That closeness to the exchange's servers only gives HFTs an edge of a couple nanoseconds ― but for firms who measure their trades in microseconds or less, that's a hugely valuable advantage. Up to now, the SEC hasn't stepped in to regulate the practice of co-location.
Another unfair advantage of high-frequency traders is the way they make profits. While there are a number of different kinds of HFTs (including liquidity rebate traders, automated market makers, program traders, and predatory algorithm traders), each with their own profit strategy, the method of choice often either involves making marginally unprofitable trades in order to collect a larger "rebate" from the exchange or legally tricking other large players into buying recently-bought shares at a higher-price.
While many proponents of HFT argue that firms who trade at these volumes add a lot of liquidity to the markets, the fact remains that the liquidity they add isn't healthy ― it's often mispriced because of market information asymmetries that big firms (and smaller, more aggressive firms) can take advantage of.
If you're nervous about the impact high-frequency trading will have on your portfolio, don't be.
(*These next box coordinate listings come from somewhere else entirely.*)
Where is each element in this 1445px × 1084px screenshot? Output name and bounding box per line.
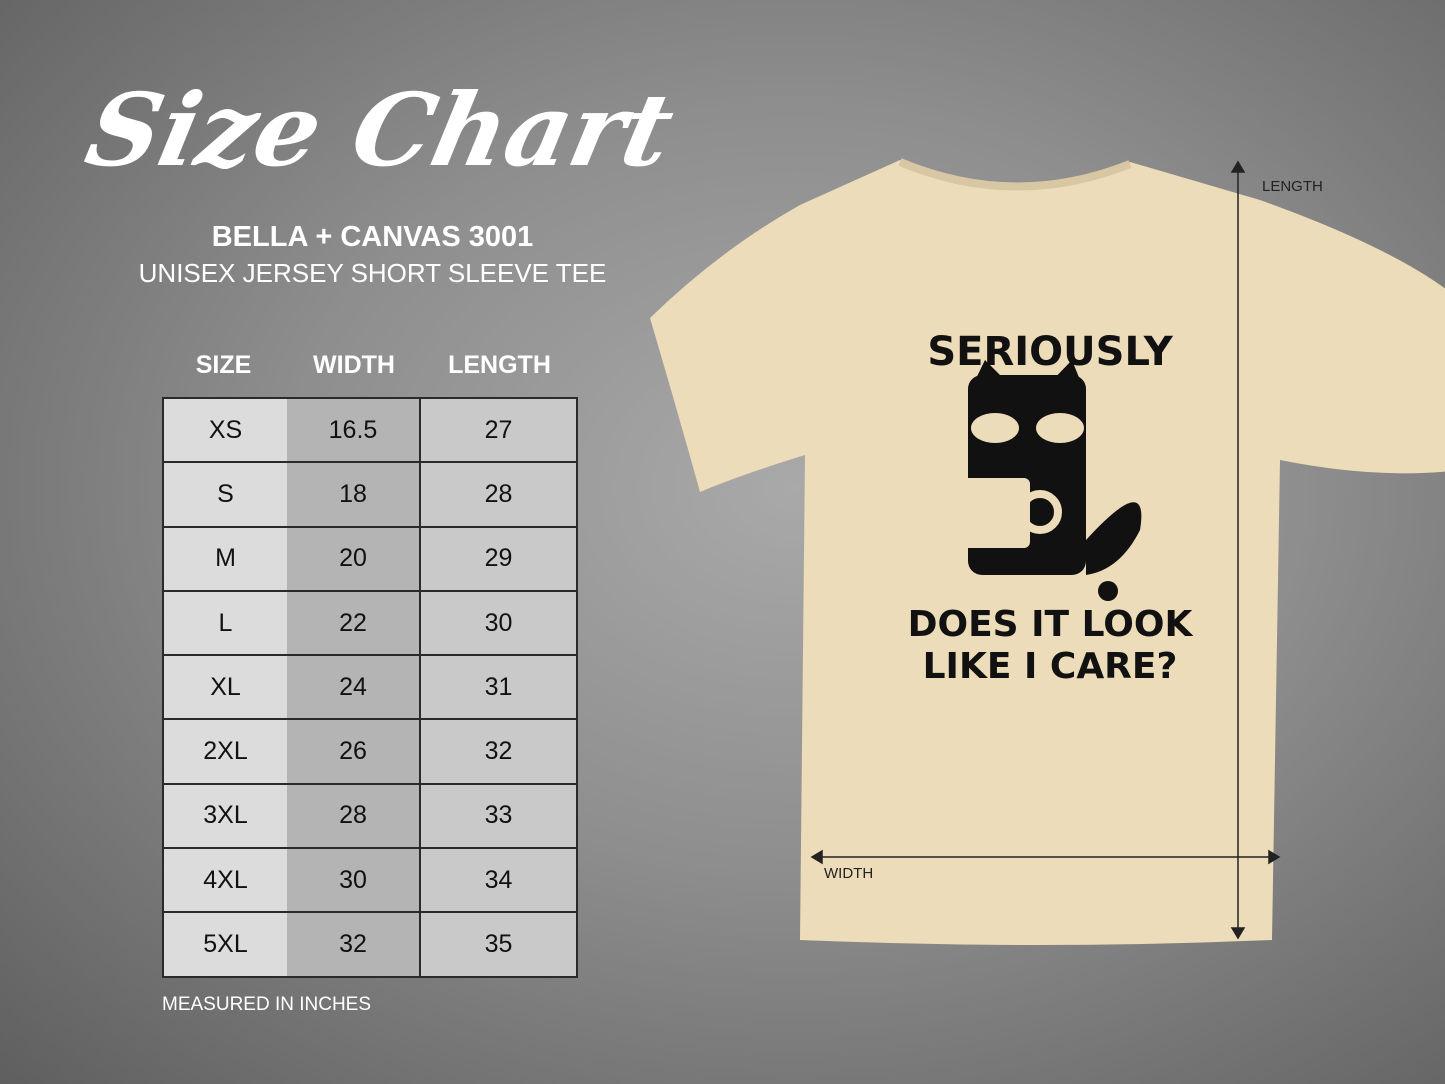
units-note: MEASURED IN INCHES bbox=[162, 994, 372, 1015]
cell-size: 3XL bbox=[162, 782, 287, 850]
cell-size: S bbox=[162, 461, 287, 528]
table-row: S 18 28 bbox=[162, 461, 578, 528]
print-bottom-line-1: DOES IT LOOK bbox=[908, 604, 1194, 645]
cell-size: 4XL bbox=[162, 847, 287, 914]
column-header-size: SIZE bbox=[195, 351, 252, 379]
cell-size: 5XL bbox=[162, 911, 287, 978]
cell-width: 20 bbox=[287, 525, 421, 592]
grumpy-cat-with-mug-graphic bbox=[958, 360, 1142, 601]
width-label: WIDTH bbox=[824, 865, 873, 882]
table-row: XS 16.5 27 bbox=[162, 396, 578, 464]
table-row: XL 24 31 bbox=[162, 654, 578, 721]
cell-length: 27 bbox=[419, 396, 578, 464]
table-row: 4XL 30 34 bbox=[162, 847, 578, 914]
cell-width: 16.5 bbox=[287, 396, 421, 464]
cell-width: 26 bbox=[287, 718, 421, 785]
cell-width: 32 bbox=[287, 911, 421, 978]
cell-length: 32 bbox=[419, 718, 578, 785]
cell-width: 24 bbox=[287, 654, 421, 721]
cell-width: 18 bbox=[287, 461, 421, 528]
cell-width: 28 bbox=[287, 782, 421, 850]
table-row: 3XL 28 33 bbox=[162, 782, 578, 850]
cell-size: M bbox=[162, 525, 287, 592]
column-header-length: LENGTH bbox=[448, 351, 551, 379]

There are a couple of things you can do to avoid getting bitten by the big program traders.
First, do your homework. Using solid fundamental analysis gives you the advantage of qualitative, not just quantitative, research. And know that on an individual level, the effects of HFTs on your trades are incredibly small. As long as your share price is justified by a strong investment case, you have nothing to worry about.
Another way to avoid HFT manipulation is to take a look at small-caps. High-frequency traders rely on heavily traded blue chips to make their marginal gains. When you invest in smaller stocks that stay under the radar of program traders, you can discount any effects they have on your investments.
While high-frequency trading continues to get the financial media's attention, it's likely we'll see some more much-needed regulation in the field. Until then, following these tips will keep you one step ahead of the fastest traders on "The Street."